In the shadowed corridors of American power, where economists once whispered fortunes into the ears of presidents, a single stack of emails has toppled a towering figure. On November 18, 2025, Larry Summers Deeply ashamed , the Harvard luminary and former Treasury Secretary, announced his retreat from the public stage. It’s a move laced with contrition, born from revelations that bind him uncomfortably close to Jeffrey Epstein, the financier whose crimes cast long, toxic shadows.
This isn’t just another footnote in the endless Epstein saga—it’s a personal unraveling. Summers, in a statement to Politico, laid bare his remorse: “I am deeply ashamed of my actions and recognize the pain they have caused Deep Regret .”
The Emails That Broke the Silence
House Oversight Committee documents, unsealed last week, paint a picture far cozier than casual acquaintance. From 2013 to 2019, Summers and Epstein traded notes on everything from political barbs to romantic quandaries. One 2017 missive from Summers muses on elite hypocrisy: “I’m trying to figure why [the] American elite think if u murder your baby by beating and abandonment it must be irrelevant to your admission to Harvard… DO NOT REPEAT THIS INSIGHT.”
These aren’t abstract policy chats Deep Regret ; they’re intimate, revealing a bond that persisted years after Epstein’s 2008 plea for soliciting an underage girl. For context on the broader Epstein files, check this Guardian explainer on the documents and potential future releases. It’s a web that ensnared executives, journalists, and academics alike, but Summers’ thread feels particularly raw—especially given his 2014 plea to Epstein for $1 million to fund his wife’s poetry project, as detailed in a 2023 Wall Street Journal investigation Deep Regret .
Backlash from Allies and Adversaries
The fallout has been swift and bipartisan. She went further, questioning his fitness for any advisory role or classroom podium. Read Warren’s full CNN interview here.
Even from Trumpworld, the knives are out. An anonymous senior official told Politico that Summers’ lingering roles—at Bloomberg News, OpenAI’s board, and Harvard—defy reason: “What more revelations about him and his ‘wing man’ will it take?” This echoes a fresh probe ordered by President Trump last week, tasking Attorney General Pam Bondi with scrutinizing Democrats named in the files—including ironic nods to Trump’s own Epstein history. For a timeline of that inquiry, see Politico’s coverage.

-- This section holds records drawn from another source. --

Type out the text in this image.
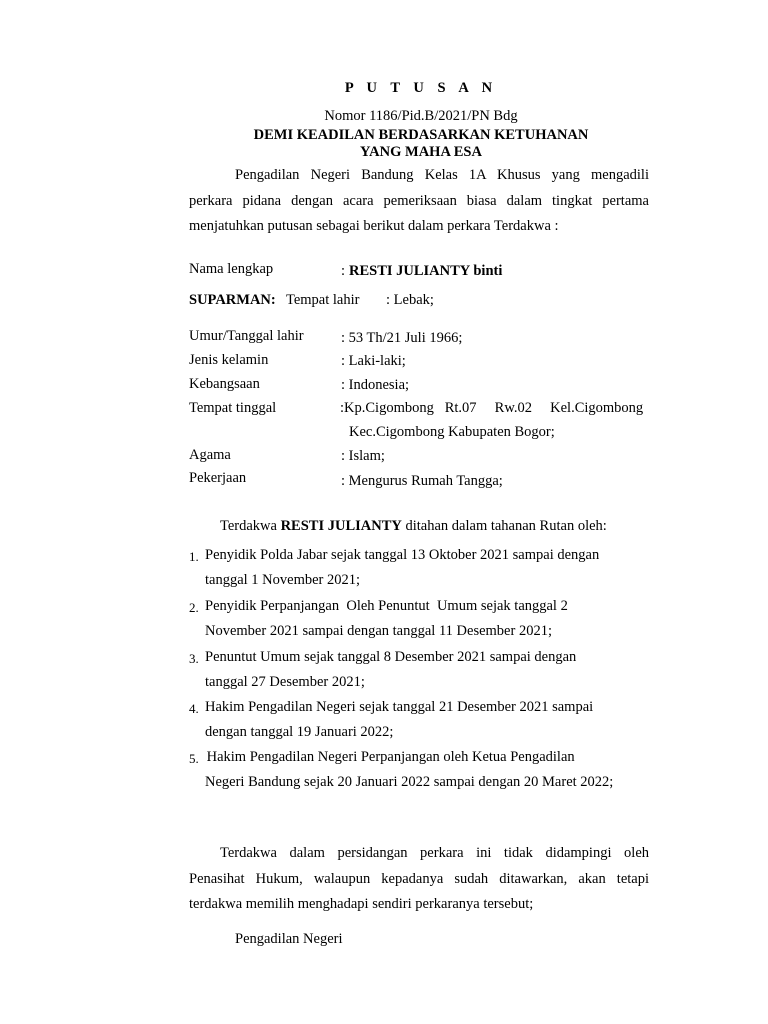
P U T U S A N
Nomor 1186/Pid.B/2021/PN Bdg
DEMI KEADILAN BERDASARKAN KETUHANAN
YANG MAHA ESA
Pengadilan Negeri Bandung Kelas 1A Khusus yang mengadili
perkara pidana dengan acara pemeriksaan biasa dalam tingkat pertama
menjatuhkan putusan sebagai berikut dalam perkara Terdakwa :
Nama lengkap	: RESTI JULIANTY binti
SUPARMAN: Tempat lahir : Lebak;
Umur/Tanggal lahir	: 53 Th/21 Juli 1966;
Jenis kelamin	: Laki-laki;
Kebangsaan	: Indonesia;
Tempat tinggal	:Kp.Cigombong   Rt.07     Rw.02     Kel.Cigombong
Kec.Cigombong Kabupaten Bogor;
Agama	: Islam;
Pekerjaan	: Mengurus Rumah Tangga;
Terdakwa RESTI JULIANTY ditahan dalam tahanan Rutan oleh:
1. Penyidik Polda Jabar sejak tanggal 13 Oktober 2021 sampai dengan
tanggal 1 November 2021;
2. Penyidik Perpanjangan  Oleh Penuntut  Umum sejak tanggal 2
November 2021 sampai dengan tanggal 11 Desember 2021;
3. Penuntut Umum sejak tanggal 8 Desember 2021 sampai dengan
tanggal 27 Desember 2021;
4. Hakim Pengadilan Negeri sejak tanggal 21 Desember 2021 sampai
dengan tanggal 19 Januari 2022;
5. Hakim Pengadilan Negeri Perpanjangan oleh Ketua Pengadilan
Negeri Bandung sejak 20 Januari 2022 sampai dengan 20 Maret 2022;
Terdakwa dalam persidangan perkara ini tidak didampingi oleh
Penasihat Hukum, walaupun kepadanya sudah ditawarkan, akan tetapi
terdakwa memilih menghadapi sendiri perkaranya tersebut;
Pengadilan Negeri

Institutions are severing ties too. The Center for American Progress confirmed Summers’ exit as “distinguished senior fellow,” a left-leaning think tank move signaling broader institutional recoil Deep Regret .
Echoes at Harvard and Beyond
Harvard, Summers’ academic home since his ill-fated 2001-2006 presidency (cut short by sexist remarks on women in STEM), is roiling anew. Professors like statistics whiz Joseph K. Summers echoed his regrets there too: “My association with Jeffrey Epstein was a major error of judgment.”
Yet, he’s not vanishing entirely—classroom commitments persist, a nod perhaps to redemption through education. As one Crimson op-ed pondered, does this saga reignite debates on elite accountability in academia?
In my view, this isn’t just Summers’ fall; it’s a mirror to how power insulates the powerful until it doesn’t. Rebuilding trust? That’s the real gamble. What do you think—forgivable misstep or unforgivable blind spot? Drop your take in the comments.